Pakistan acts, Bangladesh counteracts
Diplomatic tensions between Bangladesh and Pakistan seem to be escalating, with each government summoning the other's envoy to lodge strong protests over the execution of Jamaat chief Motiur Rahman Nizami for war crimes.
Dhaka yesterday summoned the Pakistan High Commissioner in Bangladesh for the second time in three days, about five hours after Islamabad summoned the Bangladesh envoy there.
Diplomatic sources in Dhaka see Pakistan's move as an act of retaliation for Dhaka's summoning of Pakistan High Commissioner Shuja Alam on May 9, after Islamabad made “uncalled for reactions that amount to direct interference in the internal affairs of a sovereign country, which is totally unacceptable”.
Mizanur Rahman, secretary (bilateral) of the foreign ministry, also handed over a “strongly worded” Note Verbale protesting the passage of a Resolution in the Pakistan National Assembly on the execution of Nizami, who was hanged early hours on Wednesday.
Yesterday, the Pakistan envoy arrived at the foreign ministry around 4:50pm and left Mizanur Rahman's office in less than 15 minutes.
Earlier, Islamabad summoned the acting high commissioner in Pakistan Nazmul Huda to its foreign ministry around 12:30pm and lodged a protest at the “unfortunate” hanging of Nizami, who opposed Bangladesh's independence during the 1971 war with Pakistan.
“Dhaka had a specific reason to summon the Pakistan envoy and hand him a protest note because Pakistan has not been acting responsibly and continues to interfere in the domestic issues of Bangladesh,” said a senior official at the foreign ministry.
Pakistan in its protest note yesterday said Nizami was hanged through a flawed judicial process.
A press statement available on the website of its foreign ministry said the attempts by Dhaka “to malign Pakistan, despite our keen desire” to develop brotherly relations with it, are regrettable.
“The 1974 Tripartite Agreement is the cornerstone of relations between the two countries. It needs to be emphasised that, as part of the Agreement, the Government of Bangladesh decided not to proceed with the trials as an act of clemency.
“Pakistan reiterates its desire for friendly relations with Bangladesh.”
In reply, the Bangladesh envoy in Islamabad said Nizami was executed after the completion of all legal process and country's highest court had pronounced the verdict, said a source in the Bangladesh Mission in Islamabad.
Nazmul Huda also conveyed the Pakistan Foreign Office that Islamabad could not interfere in internal affairs of a sovereign and independent country.

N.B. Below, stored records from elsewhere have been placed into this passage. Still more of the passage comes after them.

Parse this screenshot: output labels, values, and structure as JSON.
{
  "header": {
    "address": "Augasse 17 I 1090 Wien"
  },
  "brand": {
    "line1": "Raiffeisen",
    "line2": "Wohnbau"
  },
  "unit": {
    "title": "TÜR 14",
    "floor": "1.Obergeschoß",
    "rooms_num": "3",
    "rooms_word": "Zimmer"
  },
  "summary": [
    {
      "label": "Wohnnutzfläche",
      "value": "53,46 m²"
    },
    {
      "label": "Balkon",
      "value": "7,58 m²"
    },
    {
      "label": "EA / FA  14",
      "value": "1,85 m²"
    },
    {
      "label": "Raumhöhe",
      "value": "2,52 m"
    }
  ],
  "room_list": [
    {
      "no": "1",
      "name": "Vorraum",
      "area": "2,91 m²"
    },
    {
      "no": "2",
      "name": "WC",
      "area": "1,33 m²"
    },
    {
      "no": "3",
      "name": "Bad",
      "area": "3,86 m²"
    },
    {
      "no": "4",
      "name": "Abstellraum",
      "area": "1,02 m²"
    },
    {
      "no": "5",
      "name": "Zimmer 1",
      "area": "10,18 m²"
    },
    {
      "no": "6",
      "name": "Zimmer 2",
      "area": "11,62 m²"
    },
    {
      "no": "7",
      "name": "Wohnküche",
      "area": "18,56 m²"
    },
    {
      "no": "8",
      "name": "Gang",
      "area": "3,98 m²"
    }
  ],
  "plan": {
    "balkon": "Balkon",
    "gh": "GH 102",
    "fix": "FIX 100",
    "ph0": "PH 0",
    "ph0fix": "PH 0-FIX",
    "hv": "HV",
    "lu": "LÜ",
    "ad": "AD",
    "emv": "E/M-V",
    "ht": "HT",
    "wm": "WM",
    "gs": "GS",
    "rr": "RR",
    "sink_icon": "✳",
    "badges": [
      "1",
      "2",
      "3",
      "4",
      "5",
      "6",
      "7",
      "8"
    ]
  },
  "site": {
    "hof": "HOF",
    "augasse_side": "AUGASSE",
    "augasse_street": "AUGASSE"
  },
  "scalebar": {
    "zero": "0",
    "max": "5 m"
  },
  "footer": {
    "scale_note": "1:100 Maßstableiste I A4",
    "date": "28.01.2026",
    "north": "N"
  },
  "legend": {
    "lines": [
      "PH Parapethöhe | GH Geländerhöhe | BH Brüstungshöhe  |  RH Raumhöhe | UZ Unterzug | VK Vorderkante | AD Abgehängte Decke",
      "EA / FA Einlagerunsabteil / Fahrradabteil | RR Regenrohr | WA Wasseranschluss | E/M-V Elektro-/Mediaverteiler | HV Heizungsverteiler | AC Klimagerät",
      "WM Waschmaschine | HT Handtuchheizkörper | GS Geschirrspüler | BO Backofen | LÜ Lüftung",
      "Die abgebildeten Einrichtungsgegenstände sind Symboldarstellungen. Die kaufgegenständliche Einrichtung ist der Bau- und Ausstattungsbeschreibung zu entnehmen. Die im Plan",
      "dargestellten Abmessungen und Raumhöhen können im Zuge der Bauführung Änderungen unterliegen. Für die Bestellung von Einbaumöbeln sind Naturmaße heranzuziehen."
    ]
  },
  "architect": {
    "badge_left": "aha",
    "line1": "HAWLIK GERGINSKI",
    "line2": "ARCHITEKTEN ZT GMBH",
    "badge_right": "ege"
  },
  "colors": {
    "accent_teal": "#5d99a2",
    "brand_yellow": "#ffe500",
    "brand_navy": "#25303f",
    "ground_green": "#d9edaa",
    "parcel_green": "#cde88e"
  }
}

In its Note Verbale, Dhaka said that by repeatedly taking sides with the Bangladesh nationals convicted of crimes against humanity and genocide, Pakistan has once again acknowledged its direct involvement and complicity with the mass atrocity during Bangladesh's Liberation War.
“So doing, it is also relentlessly opposing Bangladesh's efforts to ensure justice and break the culture of impunity for crimes committed forty-five years ago,” it added.
Yesterday, it was made clear to the Pakistan envoy that to the people of Bangladesh Nizami was a leader of Islami Chhatra Sangha and also the head of the infamous Al-Badr militia force in 1971 which cooperated with the Pakistani occupation force in committing various crimes against humanity, including genocide.
The Pakistan envoy was also reminded that Islamabad continued to present a misleading, limited and partial interpretation of the underlying premise of the Tripartite Agreement.
"The Tripartite Agreement in no way restricted Bangladesh from prosecuting its own nationals for war crimes, genocide and crimes against humanity.
"The scope of the 1974 agreement was limited to the repatriation of 195 Pakistani war criminals and remaining Pakistani prisoners of war, and the return of the Bangalees stranded inside Pakistan," said the protest note yesterday.
It added that Pakistan had no “moral right” even to assess the independent judiciary of another country let alone term a judgment "biased, flawed and unfounded".